The series continues with “City of Joel” at Theatre Three on April 8. The town of Monroe, which lies 50 miles north of New York City and deep within the Hudson Valley, is one of the fastest-growing Hasidic communities in the country. Shot over several years with seemingly boundless access, Emmy-winning director Jesse Sweet’s documentary observes the simmering tensions that have come to define the community, and the myriad ways in which the town’s divide echoes the country’s as well. Co-sponsored by Temple Isaiah of Stony Brook, the guest speaker will be the film’s subject, B.J. Mendelson.

In collaboration with the Long Island Museum’s Long Road to Freedom: Surviving Slavery on Long Island exhibit, “Emanuel” will be screened on April 15 in the museum’s Gillespie Room. The documentary highlights the mass shooting at Emanuel African Methodist Episcopal Church in Charleston, South Carolina, on June 17, 2015 and is a poignant story of justice, faith, love and hate.

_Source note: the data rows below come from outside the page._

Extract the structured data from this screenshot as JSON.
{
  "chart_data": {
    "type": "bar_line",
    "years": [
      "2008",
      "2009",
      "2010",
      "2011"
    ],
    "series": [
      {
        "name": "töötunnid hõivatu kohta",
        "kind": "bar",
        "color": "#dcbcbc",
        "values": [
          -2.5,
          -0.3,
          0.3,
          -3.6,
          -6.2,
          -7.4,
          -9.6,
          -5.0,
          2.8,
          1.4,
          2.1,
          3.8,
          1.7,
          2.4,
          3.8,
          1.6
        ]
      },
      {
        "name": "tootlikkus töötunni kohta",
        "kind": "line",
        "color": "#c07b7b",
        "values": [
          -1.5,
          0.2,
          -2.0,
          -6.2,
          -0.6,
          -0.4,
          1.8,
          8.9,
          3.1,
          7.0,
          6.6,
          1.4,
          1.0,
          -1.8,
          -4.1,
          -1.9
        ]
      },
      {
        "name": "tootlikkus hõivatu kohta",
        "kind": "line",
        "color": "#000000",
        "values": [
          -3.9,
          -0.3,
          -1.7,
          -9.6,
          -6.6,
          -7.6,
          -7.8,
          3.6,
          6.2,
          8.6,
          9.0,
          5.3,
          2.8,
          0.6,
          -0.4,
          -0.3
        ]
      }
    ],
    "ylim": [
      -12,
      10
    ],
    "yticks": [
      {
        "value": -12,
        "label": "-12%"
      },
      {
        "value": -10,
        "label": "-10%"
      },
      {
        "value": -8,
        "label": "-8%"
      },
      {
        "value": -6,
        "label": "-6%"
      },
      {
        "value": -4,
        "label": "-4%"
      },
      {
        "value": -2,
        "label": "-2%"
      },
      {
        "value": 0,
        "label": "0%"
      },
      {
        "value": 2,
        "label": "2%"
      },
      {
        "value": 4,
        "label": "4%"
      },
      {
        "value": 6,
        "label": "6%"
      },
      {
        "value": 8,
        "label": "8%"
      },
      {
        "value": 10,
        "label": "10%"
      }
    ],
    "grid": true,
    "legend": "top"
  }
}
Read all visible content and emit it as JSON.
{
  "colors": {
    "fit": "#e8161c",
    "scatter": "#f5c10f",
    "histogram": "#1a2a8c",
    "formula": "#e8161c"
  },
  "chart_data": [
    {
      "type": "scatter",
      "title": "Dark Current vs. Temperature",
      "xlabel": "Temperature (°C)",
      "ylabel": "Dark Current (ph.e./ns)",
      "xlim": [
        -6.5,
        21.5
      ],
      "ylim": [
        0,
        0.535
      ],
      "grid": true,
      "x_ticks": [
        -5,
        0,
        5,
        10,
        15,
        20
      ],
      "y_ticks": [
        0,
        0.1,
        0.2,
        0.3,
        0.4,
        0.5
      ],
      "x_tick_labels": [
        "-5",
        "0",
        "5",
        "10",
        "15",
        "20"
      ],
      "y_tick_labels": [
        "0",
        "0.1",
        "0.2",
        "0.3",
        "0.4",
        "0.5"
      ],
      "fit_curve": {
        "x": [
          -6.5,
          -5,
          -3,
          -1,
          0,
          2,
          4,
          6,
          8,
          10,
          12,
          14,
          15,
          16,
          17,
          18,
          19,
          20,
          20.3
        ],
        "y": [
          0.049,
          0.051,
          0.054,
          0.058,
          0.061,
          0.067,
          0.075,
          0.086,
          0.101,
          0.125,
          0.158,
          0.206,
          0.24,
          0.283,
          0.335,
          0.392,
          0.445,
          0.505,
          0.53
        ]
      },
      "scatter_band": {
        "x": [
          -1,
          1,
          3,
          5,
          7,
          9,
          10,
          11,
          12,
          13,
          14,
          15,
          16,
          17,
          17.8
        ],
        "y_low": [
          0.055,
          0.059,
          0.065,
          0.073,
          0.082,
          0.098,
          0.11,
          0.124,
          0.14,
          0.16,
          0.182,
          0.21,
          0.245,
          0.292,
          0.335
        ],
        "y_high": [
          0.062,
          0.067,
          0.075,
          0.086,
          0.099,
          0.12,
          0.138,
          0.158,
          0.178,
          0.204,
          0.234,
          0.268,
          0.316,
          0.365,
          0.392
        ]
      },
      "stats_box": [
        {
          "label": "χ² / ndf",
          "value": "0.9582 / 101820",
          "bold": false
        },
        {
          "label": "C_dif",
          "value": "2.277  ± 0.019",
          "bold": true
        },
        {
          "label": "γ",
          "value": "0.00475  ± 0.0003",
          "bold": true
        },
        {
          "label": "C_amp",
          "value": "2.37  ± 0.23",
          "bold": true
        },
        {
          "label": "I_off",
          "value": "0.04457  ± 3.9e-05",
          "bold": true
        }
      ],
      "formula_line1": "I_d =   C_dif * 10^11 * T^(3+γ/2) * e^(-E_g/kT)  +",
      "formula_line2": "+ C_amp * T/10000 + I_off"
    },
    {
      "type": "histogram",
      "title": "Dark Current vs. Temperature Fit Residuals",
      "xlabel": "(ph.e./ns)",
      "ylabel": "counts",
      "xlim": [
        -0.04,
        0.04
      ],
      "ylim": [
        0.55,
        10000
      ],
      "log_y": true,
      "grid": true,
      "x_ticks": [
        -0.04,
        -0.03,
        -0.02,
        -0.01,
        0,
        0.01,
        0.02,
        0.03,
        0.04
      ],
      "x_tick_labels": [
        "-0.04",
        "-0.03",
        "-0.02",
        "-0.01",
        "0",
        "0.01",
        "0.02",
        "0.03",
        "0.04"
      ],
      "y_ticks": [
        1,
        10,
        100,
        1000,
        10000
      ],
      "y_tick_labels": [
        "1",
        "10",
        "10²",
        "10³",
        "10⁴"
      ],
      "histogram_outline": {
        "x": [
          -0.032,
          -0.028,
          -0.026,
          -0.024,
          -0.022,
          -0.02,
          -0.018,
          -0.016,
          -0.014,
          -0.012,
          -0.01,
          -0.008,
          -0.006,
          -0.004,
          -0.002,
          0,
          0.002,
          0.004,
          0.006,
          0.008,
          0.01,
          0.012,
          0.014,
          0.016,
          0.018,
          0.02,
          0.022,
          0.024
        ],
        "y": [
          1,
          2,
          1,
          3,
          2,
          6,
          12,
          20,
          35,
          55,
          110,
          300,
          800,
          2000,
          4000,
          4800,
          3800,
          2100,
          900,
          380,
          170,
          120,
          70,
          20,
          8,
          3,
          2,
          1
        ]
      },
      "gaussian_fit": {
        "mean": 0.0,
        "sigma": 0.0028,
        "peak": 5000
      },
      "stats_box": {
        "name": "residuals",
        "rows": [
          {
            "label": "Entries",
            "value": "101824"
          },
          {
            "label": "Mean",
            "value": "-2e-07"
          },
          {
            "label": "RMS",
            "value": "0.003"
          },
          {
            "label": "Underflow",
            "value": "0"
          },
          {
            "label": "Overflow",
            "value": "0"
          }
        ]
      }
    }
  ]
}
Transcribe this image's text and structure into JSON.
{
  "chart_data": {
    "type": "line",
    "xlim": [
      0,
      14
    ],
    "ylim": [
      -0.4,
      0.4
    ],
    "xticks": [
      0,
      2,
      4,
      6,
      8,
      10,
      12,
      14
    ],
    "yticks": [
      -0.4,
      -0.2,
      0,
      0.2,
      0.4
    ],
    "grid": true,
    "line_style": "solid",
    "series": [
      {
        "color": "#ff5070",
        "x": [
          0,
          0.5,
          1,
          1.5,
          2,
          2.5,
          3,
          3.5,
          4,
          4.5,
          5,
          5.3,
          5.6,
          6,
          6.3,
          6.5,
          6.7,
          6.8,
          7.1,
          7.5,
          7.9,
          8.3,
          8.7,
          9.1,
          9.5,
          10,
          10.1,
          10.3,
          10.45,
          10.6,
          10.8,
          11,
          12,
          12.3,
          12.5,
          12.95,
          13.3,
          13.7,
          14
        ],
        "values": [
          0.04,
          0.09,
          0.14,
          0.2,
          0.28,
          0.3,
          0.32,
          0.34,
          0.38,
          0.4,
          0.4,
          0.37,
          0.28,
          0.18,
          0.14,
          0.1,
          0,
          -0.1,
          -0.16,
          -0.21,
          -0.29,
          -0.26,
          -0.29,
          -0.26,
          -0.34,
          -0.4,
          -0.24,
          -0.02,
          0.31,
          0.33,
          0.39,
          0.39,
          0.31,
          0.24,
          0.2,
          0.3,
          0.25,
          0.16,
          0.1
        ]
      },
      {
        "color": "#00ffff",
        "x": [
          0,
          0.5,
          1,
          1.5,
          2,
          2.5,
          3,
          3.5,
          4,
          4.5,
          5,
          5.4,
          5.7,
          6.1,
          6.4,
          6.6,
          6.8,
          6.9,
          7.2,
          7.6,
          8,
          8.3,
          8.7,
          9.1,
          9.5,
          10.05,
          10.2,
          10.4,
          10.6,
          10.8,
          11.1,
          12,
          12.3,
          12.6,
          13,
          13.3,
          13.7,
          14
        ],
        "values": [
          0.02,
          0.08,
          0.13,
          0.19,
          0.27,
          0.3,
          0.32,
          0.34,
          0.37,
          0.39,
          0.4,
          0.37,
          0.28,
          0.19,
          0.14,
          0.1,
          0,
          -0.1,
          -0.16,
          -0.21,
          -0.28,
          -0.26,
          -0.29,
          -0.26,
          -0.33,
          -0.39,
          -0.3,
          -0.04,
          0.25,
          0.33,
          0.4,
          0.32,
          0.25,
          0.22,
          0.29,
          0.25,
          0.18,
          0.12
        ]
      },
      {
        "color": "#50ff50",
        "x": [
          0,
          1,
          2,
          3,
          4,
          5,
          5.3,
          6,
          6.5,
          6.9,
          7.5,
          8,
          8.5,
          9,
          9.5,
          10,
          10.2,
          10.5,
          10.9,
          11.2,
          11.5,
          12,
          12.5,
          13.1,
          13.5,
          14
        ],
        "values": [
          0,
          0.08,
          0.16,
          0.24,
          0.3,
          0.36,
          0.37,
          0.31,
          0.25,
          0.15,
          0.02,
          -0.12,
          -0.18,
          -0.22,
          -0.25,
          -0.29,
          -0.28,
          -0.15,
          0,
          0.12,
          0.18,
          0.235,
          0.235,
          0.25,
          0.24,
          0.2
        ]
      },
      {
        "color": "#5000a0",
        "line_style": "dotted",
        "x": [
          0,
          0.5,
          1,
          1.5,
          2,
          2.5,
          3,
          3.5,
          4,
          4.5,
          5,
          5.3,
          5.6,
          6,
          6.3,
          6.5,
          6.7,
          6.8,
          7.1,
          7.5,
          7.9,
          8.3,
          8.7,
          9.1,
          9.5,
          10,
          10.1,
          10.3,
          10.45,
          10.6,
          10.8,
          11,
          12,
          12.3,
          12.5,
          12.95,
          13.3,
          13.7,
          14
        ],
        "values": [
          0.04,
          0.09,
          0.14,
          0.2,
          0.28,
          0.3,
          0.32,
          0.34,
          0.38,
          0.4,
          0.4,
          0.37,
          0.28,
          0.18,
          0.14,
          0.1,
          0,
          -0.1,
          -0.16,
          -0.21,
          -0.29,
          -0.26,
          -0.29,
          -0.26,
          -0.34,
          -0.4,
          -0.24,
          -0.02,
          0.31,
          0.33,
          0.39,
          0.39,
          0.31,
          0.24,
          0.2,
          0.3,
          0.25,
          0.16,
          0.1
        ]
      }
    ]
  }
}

Featuring intimate interviews with survivors and family members, this film examines the healing power of forgiveness. Sponsored by The Law Offices of Michael S. Ross in Smithtown,  Building Bridges in Brookhaven, the Bethel AME Church and the Multicultural Solidarity Group, guest speaker will be producer Dimas Salaberrios.

The series concludes with “Horn from the Heart: The Paul Butterfield Story” at Theatre Three at 7:15 p.m. on May 20. The documentary follows the complex story of a man many call the greatest harmonica player of all time. The film features Butterfield’s music and words, along with firsthand accounts from his family, his band mates and those closest to him, with appearances by David Sanborn, Bonnie Raitt, B.B. King, Bob Dylan and more. Co-sponsored by the Long Island Blues Society and the Long Island Music Hall of Fame, the evening will be moderated by  WUSB’s Tom Needham with guest speaker executive producer/producer Sandra Warren. A prefilm blues concert with Kerry Kearney, Frank Latorre, Gerry Sorrentino and Mario Staiano will be held at 6 p.m. (Combo concert, film and Q&A ticket is $15.)